O alberque é um local cujas significações, ao lado daquela de acolhimento, são rodeadas de interrogações, desconhecimentos, equívocos. Vejamos estas acepções do dicionário Aulete Digital:
“1. Local onde se recebem hóspedes para pernoite mediante pagamento; HOSPEDARIA; ALBERGARIA
2. Lugar onde se abrigam pessoas carentes ou que precisam de cuidados, assistência médica, sustento etc.; ASILO
3. Local, ger. público, onde moradores de rua se abrigam à noite; ABRIGO; ALOJAMENTO
4. Lugar de retiro, de refúgio.
[F.: Do gót. *haribairgo, pelo provç. Albergue.]”
Albergue noturno
1 Espécie de asilo para o pernoite de pessoas desabrigadas. (AULETE DIGITAL, 2015)
Diante da palavra mais conhecida e de sentido estabilizado hotel: “Estabelecimento comercial que oferece hospedagem, alugando quartos e apartamentos mobiliados e ger. acrescentando serviços vários de alimentação, lavanderia, lazer etc.” (Aulete, 2015), com albergue há uma certa indeterminação, semelhanças e diferenças.

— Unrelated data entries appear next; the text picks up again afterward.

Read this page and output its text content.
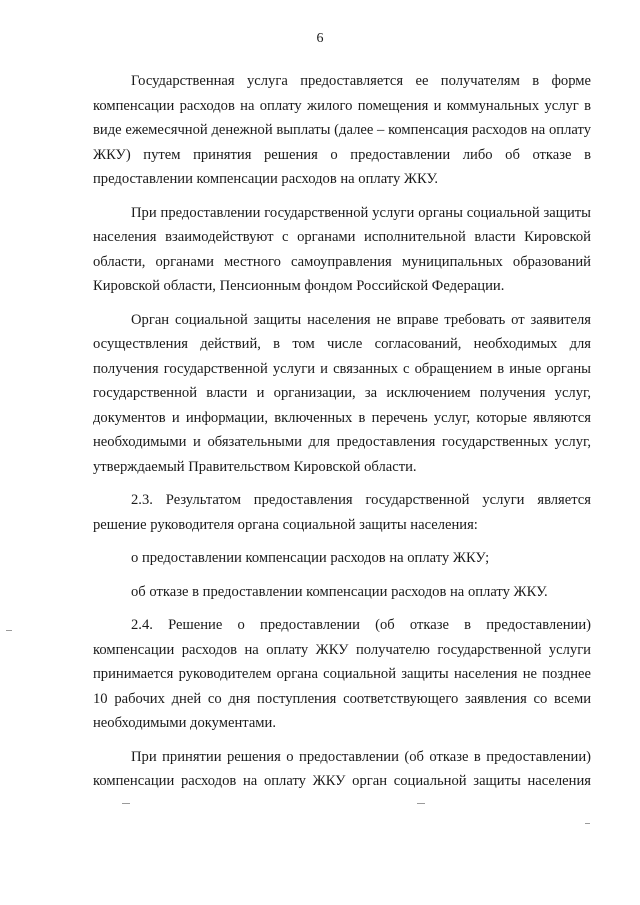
6

Государственная услуга предоставляется ее получателям в форме компенсации расходов на оплату жилого помещения и коммунальных услуг в виде ежемесячной денежной выплаты (далее – компенсация расходов на оплату ЖКУ) путем принятия решения о предоставлении либо об отказе в предоставлении компенсации расходов на оплату ЖКУ.

При предоставлении государственной услуги органы социальной защиты населения взаимодействуют с органами исполнительной власти Кировской области, органами местного самоуправления муниципальных образований Кировской области, Пенсионным фондом Российской Федерации.

Орган социальной защиты населения не вправе требовать от заявителя осуществления действий, в том числе согласований, необходимых для получения государственной услуги и связанных с обращением в иные органы государственной власти и организации, за исключением получения услуг, документов и информации, включенных в перечень услуг, которые являются необходимыми и обязательными для предоставления государственных услуг, утверждаемый Правительством Кировской области.

2.3. Результатом предоставления государственной услуги является решение руководителя органа социальной защиты населения:

о предоставлении компенсации расходов на оплату ЖКУ;

об отказе в предоставлении компенсации расходов на оплату ЖКУ.

2.4. Решение о предоставлении (об отказе в предоставлении) компенсации расходов на оплату ЖКУ получателю государственной услуги принимается руководителем органа социальной защиты населения не позднее 10 рабочих дней со дня поступления соответствующего заявления со всеми необходимыми документами.

При принятии решения о предоставлении (об отказе в предоставлении) компенсации расходов на оплату ЖКУ орган социальной защиты населения
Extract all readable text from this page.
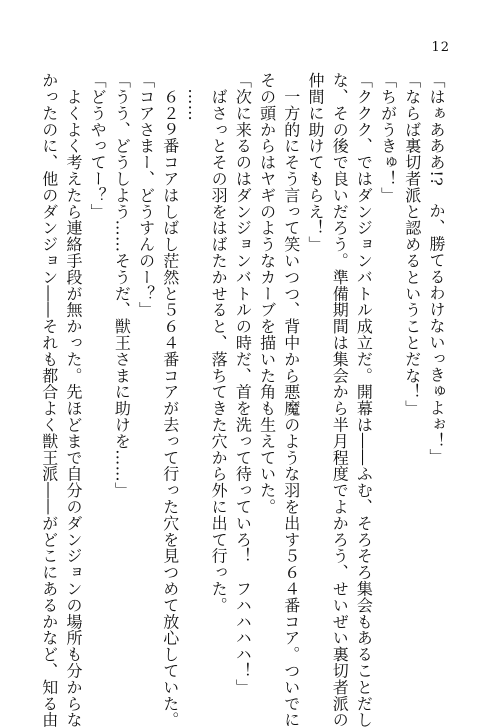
12
「はぁあああ!?　か、勝てるわけないっきゅよぉ！」
「ならば裏切者派と認めるということだな！」
「ちがうきゅ！」
「ククク、ではダンジョンバトル成立だ。開幕は――ふむ、そろそろ集会もあることだし
な、その後で良いだろう。準備期間は集会から半月程度でよかろう、せいぜい裏切者派の
仲間に助けてもらえ！」
　一方的にそう言って笑いつつ、背中から悪魔のような羽を出す５６４番コア。ついでに
その頭からはヤギのようなカーブを描いた角も生えていた。
「次に来るのはダンジョンバトルの時だ、首を洗って待っていろ！　フハハハハ！」
　ばさっとその羽をはばたかせると、落ちてきた穴から外に出て行った。
　……
　６２９番コアはしばし茫然と５６４番コアが去って行った穴を見つめて放心していた。
「コアさまー、どうすんのー？」
「うう、どうしよう……そうだ、獣王さまに助けを……」
「どうやってー？」
　よくよく考えたら連絡手段が無かった。先ほどまで自分のダンジョンの場所も分からな
かったのに、他のダンジョン――それも都合よく獣王派――がどこにあるかなど、知る由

A primeira acepção do Aulete Digital é encabeçada pela palavra “local”. Seria esse local um estabelecimento comercial, uma instituição pública? Quando nos albergues “se recebem hóspedes para pernoite mediante pagamento” parece não haver distinção entre albergue e hotel. Seria o tamanho? Os serviços?
Na segunda acepção, a palavra pernoite não aparece, e sim o verbo abrigar (“abrigam”) e não se tratam de hóspedes mas de “pessoas carentes” ou “que precisam de cuidados, assistência médica”. Nesse caso, ele se mostra como sinônimo de “asilo”.
Em uma terceira acepção o “local” é determinado como público (“ger. Público”) e os sujeitos são ainda mais especificados: “moradores de rua” que se “abrigam à noite”. E na quarta acepção (“lugar de retiro, de refúgio”), os sentidos de isolamento e de fuga são acentuados.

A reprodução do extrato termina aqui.